Thursday, February 18, 2016

Report on Improbability A

The concealed but deleterious effects of pesticides upon the people exposed to them should come as no surprise. According to a French documentary screened recently at the Riddled Film Club, these effects include robbing the victims of wits if they are male, turning them into murderous rage zombies, and of clothes if they are female.
Since 1978 when that documentary was filmed, the Big-Farma pesticide manufacturers have got better at suppressing The Truth. Among their tactics is to block the publication channels for researchers like G.-É. Séralini (whose name should be familiar). Leaving him with no way of disseminating his report on Glyphosate-based Herbicide,* other than paying an execrable junk-journal from the pits of SCIRP to host an on-line copy.

SCIRP journals are not designed to be read, or cited, only to provide padding for CVs, and we only know of this report because it came to the attention of Retraction Watch, after an obscure Indian plagiarist paid it the highest form of flattery, re-publishing it under his own name.**

Anyway... it turns out that Séralini was hiding the lede under a bushel, and burying his light beneath a haystack (or something like that). We must read all the way to the antepenultimate sentence of his report before it careers abruptly off the rails and morphs into an advertisement for the pesticide-protective properties of commercial plant-based medicaments.

On following Ref [13], it proves to be one of two reports from Séralini's laboratory. Both published in the Journal of Occupational Medicine and Toxicology, and both pimping homeopathic preparations from Sevene Pharmacorp for their in-vitro cyto-protective effects ["five precise medicinal plant extracts called Circ1, Dig1, Dig2, Sp1, and Uro1"]. And in all fairness, I am prepared to believe that granulated sucrose might help keep cells alive in a Petri-dish culture... whether or not it is the end-product of an elaborate process of diluting herbal extracts into non-existence.
Whoops, wrong Petrie dishes
Other researchers -- more diligent than your humble Riddled staff -- have followed the skein of threads, and unwoven the tangled web, and found that despite Sevene Pharma's generosity with research funding, consultancy fees and the provision of co-authors to Séralini, it is not yet making money. It seems to be kept afloat by support from IVI, Invitation to Life. A French whacko-religious grouping that's weird enough to have escaped from the pages of a Neal Stephenson novel. Think of a Catholic version of Scientology, but with more vibrational-harmony homeopathic faith-healing. And the Stephenson novel will be slimmer on account of the escape, so it's a win-win!

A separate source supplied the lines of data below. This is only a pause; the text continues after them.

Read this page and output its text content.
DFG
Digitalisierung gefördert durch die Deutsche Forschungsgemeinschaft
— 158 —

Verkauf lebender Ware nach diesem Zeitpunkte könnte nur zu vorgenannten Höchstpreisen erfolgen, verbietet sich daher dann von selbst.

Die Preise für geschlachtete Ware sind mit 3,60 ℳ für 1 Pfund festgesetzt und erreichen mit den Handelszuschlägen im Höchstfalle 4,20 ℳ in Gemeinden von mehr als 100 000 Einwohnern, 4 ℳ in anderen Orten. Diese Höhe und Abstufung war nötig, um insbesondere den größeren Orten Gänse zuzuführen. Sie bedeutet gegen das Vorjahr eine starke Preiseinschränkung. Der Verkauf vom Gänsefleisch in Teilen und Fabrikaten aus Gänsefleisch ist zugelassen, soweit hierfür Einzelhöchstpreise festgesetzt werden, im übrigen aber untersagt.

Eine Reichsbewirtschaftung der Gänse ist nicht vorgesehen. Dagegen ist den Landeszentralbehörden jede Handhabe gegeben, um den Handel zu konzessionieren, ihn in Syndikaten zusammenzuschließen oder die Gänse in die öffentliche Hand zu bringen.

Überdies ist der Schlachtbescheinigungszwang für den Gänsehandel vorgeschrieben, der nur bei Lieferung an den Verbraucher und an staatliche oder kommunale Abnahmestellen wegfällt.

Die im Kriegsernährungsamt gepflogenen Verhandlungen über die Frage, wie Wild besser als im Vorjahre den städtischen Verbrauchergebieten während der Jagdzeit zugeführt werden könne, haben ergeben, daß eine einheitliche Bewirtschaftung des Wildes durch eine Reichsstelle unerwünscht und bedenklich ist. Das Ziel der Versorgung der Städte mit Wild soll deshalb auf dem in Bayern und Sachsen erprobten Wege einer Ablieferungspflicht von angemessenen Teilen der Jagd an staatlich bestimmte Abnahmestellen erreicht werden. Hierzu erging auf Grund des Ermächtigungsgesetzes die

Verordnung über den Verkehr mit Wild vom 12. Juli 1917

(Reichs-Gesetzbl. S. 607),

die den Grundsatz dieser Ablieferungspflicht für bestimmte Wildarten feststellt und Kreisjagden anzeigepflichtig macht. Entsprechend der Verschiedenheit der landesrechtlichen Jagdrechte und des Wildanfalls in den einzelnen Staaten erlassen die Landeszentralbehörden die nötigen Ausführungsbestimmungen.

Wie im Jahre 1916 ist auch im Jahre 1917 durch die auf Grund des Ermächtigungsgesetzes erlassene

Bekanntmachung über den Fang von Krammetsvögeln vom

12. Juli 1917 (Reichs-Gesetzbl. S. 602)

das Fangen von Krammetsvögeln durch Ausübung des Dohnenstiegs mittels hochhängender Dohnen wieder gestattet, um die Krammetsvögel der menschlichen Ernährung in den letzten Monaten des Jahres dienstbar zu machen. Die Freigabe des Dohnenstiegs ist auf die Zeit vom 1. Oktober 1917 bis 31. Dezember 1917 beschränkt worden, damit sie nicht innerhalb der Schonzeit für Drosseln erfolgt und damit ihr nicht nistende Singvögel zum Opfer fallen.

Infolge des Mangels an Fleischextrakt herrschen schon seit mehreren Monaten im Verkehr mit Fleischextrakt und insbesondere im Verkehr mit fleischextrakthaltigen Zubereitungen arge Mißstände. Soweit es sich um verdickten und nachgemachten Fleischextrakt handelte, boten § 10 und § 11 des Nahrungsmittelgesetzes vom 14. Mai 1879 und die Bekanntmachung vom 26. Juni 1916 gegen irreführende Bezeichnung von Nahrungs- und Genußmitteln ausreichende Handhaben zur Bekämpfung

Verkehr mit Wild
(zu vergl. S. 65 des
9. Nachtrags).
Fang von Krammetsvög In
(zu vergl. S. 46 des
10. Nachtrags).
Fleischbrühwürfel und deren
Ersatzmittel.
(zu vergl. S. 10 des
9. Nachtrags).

Here is that link again, because the whole account of the cult's belief-system is sufficiently bizarre that you will benefit from having two copies of it open at once and reading it in stereo.

Then we watched another documentary... this one about using non-chemical methods to control crop pests. And wouldn't you know it, sending out inimical pest-destroying vibrations into the soil also turns people into murderous rage zombies, while reviving corpses from their graves, without even the mitigating aspect of the clothing loss. So we're stuck with the Round-up and the Atrazine and the Bt-toxen, and must hope that Séralini is right about the protective power of granulated sugar. Heaven knows, the sugar industry could do with some good publicity.
"Ice-cream-cone Mutation"
-- Increasingly common
* SPOILER -- Séralini doesn't recommend drinking it. It will rot your genes, mutate your children, leap from victim to victim through fleeting skin contact alone, and it probably sterilises frogs.

** Hitendra J. Jani could be described as an expert in recycling, and the management of toxic waste; he has made a career of stealing material from places that already seem like the bottom of the barrel and somehow finding even cheaper and nastier ones to reprint it.

3 comments:

Pupienus Maximus said...

And wouldn't you know it, sending out inimical pest-destroying vibrations into the soil also turns people into murderous rage zombies, while reviving corpses from their graves, without even the mitigating aspect of the clothing loss.

To be fair, any number of quotidian activities seem to have that effect.

Yastreblyansky said...

Certainly the murderous rage zombie effect can be obtained just by opening up your New York Times. Better than coffee!

H. Rumbold, Master Barber said...

New! Improved! Raison d'Être Bran! Now with Raisins de la Mort! Now it's the Breakfast of dead Existentialists, too!